The underlying data can still be recovered with appropriate techniques because (a) the head won't write in exactly the same position as before, leaving a small residual of prior magnetic flux and ( it is possible to subtract out the most recent write and, with heroic techniques, recover the prior write from background noise. Ask Rose Mary Woods. Only the spooks are able to do this.

 

If you are really paranoid, only two ways are (1) bulk eraser (see links above) or (2) destroy the tape, whether by shredding or putting it in acid, etc.

 

Russ

[emulator]

Hey All...

 

I thought that I'd re-visit this topic. I did some checking with some data recovery firms asking them if they would test my data erasure method above. The general consensus that I got from them is the following:

 

1. It is VERY expensive to try to recover the data from the tapes.

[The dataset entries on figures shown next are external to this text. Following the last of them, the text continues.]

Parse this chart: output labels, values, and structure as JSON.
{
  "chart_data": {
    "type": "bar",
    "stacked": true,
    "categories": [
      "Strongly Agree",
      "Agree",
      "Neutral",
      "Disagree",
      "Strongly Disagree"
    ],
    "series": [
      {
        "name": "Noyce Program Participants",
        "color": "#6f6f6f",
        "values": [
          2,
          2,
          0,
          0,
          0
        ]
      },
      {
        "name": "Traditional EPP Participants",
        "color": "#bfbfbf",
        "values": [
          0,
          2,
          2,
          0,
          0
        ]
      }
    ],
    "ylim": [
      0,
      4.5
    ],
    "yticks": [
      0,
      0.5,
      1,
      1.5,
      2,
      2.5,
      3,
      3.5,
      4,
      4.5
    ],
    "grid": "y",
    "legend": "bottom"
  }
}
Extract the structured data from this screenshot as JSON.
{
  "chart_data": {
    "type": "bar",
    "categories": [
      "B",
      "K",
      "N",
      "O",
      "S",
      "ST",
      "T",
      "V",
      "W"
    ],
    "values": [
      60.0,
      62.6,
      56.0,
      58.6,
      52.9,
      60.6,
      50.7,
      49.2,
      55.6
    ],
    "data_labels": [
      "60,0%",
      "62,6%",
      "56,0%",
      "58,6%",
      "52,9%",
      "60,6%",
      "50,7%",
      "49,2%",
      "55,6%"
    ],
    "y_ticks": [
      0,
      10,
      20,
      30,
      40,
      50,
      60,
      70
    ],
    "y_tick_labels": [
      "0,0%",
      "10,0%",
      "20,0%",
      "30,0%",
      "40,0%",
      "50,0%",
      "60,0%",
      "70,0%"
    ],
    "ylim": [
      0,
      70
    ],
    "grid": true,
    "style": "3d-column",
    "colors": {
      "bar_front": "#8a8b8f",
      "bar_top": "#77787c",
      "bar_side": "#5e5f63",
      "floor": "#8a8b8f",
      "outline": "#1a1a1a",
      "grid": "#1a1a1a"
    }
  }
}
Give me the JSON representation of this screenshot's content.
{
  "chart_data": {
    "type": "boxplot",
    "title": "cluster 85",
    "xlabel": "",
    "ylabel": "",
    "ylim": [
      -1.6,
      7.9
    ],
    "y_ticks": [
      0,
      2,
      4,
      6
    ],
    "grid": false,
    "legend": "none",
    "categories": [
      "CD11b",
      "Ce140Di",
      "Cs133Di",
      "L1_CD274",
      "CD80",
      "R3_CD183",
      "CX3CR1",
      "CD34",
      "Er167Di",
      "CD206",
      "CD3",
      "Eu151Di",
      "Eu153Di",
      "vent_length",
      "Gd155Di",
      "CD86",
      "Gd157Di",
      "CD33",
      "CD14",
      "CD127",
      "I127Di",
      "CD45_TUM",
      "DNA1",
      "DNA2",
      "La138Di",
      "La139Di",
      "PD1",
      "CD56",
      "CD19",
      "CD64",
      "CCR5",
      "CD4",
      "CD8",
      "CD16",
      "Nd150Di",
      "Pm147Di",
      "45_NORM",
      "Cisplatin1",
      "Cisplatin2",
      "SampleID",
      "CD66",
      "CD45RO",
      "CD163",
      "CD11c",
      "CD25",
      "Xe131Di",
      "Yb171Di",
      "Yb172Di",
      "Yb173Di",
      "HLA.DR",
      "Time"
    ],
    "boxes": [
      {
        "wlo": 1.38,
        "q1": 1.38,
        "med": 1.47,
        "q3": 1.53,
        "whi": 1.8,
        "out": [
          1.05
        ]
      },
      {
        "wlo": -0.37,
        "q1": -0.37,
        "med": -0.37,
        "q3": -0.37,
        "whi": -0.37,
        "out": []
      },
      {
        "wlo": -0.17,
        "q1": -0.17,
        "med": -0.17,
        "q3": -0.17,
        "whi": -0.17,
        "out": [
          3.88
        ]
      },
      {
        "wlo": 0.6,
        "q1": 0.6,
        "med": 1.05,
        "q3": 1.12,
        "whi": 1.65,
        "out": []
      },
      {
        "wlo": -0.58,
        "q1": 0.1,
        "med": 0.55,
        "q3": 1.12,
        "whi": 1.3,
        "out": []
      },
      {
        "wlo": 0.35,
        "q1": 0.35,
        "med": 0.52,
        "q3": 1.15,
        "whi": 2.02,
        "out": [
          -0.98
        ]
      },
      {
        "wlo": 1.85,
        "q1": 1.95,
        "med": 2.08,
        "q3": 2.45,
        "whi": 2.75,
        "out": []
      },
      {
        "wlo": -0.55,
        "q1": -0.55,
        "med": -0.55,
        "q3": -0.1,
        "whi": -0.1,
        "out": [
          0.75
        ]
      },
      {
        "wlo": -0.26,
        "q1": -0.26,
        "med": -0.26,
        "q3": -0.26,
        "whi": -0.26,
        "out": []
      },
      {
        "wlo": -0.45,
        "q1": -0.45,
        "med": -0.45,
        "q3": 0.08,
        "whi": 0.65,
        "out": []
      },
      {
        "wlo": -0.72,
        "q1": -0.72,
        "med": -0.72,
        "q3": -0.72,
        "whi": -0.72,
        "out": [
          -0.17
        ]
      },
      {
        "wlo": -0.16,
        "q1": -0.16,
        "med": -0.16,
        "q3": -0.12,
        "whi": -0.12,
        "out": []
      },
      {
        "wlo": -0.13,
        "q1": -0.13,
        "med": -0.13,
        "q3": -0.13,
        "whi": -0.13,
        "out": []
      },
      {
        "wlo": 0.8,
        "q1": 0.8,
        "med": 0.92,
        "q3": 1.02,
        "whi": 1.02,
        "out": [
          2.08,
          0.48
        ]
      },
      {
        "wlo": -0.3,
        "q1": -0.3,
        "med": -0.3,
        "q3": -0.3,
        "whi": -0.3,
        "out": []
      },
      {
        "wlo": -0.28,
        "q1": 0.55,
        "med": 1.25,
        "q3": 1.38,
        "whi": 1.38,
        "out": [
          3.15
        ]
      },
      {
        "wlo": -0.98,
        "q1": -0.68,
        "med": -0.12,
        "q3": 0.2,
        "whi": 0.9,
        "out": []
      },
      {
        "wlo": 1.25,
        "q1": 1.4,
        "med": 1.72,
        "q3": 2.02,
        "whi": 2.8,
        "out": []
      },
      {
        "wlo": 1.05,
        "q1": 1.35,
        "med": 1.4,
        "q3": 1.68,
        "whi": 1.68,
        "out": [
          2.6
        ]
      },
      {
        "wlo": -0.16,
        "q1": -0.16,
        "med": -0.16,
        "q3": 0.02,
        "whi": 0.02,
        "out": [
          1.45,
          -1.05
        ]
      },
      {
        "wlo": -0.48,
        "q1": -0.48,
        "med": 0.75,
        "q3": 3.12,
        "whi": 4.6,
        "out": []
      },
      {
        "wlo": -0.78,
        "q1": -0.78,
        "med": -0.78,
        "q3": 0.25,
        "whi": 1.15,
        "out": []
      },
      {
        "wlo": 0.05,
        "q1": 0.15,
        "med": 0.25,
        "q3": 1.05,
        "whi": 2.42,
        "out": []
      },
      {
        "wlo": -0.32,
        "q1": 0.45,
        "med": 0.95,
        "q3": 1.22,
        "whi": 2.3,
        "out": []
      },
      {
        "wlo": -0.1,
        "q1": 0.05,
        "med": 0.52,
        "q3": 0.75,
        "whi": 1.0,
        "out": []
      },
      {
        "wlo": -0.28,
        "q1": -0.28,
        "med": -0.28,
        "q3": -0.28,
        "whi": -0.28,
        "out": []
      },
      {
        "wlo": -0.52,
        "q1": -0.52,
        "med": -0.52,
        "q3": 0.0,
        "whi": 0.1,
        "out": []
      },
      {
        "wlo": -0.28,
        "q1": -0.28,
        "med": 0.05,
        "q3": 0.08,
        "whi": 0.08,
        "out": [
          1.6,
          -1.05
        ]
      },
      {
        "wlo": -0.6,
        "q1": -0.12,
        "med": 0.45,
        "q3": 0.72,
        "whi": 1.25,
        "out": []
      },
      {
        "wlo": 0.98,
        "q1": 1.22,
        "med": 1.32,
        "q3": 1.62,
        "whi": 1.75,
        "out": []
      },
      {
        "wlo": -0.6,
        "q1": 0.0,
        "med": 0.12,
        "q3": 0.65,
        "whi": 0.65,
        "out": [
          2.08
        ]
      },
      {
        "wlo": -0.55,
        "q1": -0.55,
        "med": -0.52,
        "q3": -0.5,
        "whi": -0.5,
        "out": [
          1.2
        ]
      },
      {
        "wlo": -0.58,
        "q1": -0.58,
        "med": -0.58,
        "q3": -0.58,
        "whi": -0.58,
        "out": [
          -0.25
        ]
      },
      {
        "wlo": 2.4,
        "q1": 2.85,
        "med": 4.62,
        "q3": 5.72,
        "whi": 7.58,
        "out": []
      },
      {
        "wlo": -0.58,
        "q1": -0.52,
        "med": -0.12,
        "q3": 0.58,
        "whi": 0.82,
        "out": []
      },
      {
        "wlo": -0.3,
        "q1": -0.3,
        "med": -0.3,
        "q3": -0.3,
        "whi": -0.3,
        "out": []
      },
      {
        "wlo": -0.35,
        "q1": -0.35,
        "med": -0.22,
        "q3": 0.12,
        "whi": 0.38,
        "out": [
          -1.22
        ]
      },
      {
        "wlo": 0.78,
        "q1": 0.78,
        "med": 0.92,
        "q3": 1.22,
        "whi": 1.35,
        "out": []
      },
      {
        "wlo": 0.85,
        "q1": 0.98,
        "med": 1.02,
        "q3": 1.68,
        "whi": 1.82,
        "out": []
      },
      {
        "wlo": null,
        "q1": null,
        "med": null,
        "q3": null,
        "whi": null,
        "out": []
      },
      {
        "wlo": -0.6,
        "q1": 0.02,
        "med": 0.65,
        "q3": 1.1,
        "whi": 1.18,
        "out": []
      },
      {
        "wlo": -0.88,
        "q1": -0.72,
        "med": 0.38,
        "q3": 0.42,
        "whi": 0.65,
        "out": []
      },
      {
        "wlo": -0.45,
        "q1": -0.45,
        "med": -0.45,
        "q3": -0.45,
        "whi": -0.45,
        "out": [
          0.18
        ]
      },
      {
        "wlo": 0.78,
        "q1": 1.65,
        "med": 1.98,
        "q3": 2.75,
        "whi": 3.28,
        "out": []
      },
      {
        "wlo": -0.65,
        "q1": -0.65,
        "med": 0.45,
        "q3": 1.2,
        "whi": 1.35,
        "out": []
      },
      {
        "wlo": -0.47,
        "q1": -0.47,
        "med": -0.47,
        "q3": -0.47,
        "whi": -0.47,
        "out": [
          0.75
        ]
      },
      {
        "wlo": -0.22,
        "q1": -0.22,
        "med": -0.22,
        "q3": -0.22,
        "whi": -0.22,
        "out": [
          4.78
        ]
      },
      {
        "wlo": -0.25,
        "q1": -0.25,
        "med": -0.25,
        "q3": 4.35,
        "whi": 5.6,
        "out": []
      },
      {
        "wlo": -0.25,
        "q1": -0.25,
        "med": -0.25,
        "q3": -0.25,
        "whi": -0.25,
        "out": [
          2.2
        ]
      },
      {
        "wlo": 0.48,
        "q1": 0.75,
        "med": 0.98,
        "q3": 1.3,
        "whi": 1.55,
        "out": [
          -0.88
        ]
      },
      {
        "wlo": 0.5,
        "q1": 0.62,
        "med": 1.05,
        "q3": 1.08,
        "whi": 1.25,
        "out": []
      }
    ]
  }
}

2. One firm actually told me that in the 20 years' experience in data recovery and in testing this type of request, that it's not worth even trying to recover the data as this type of erasure is sufficient.

 

I hope that this helps others worried about securely erasing tapes.

[emulator]

Here's some information from a member of the data restoration community (quoted with permission):

 

From: "Wells, Don"

Date: Mon, 6 Oct 2008 10:33:26 -0500

To:

Subject: Serpentine tech tapes

 

Marc,

 

If you have overwritten the tapes then there is nothing anyone could do to get that data back. Even if you do a quick initialization of this type media, you can kiss the data behind the EOD goodbye.

 

Regards,

 

Don Wells

VP Technologies

FIRSTAdvantage

Data Recovery Services

Toll Free 877.304.7189

Local 214.350.8202

Fax 214.350.8951

www.datarecovery.net

 

When I asked Mr. Wells to elaborate, he sent the following.

 

 

Marc,

 

The reason being is that with serpentine technology tapes, the EOD (End Of Data marker) is written across all channels of the tape at one time and the signal causes backscatter which overlaps onto adjacent tracks. The firmware in the drive will not allow you past this point. We would be rich if we could recover from this. There has been some success with DLT 4 technology but it’s not cost effective, none for SDLT and LTO. You have actually overwritten the length of the tapes which means there is nothing there anyway. With helical scan technology such as DDS (DAT) and 8mm you can position past EOD and get what’s behind it. If this type of tape is overwritten the full length, then that data is not recoverable either. There has been some toying around with MFM (Magnetic Force Microscopy) wherein the stretch of the tape, which happens in normal use, has shown an underlying shadow but at thousands of dollars per inch for incomplete, BS data, it hardly makes sense. Whoever told you that “if someone REALLY wanted to get the data from the tapes, it could be done†doesn’t have a clue. If you are concerned past this explanation, incinerate the tapes J.

 

Regards,

 

Don

[Mayoff]

I would agree with Don. This matches everything I have heard over the past 14 years of supporting tape/backup technology.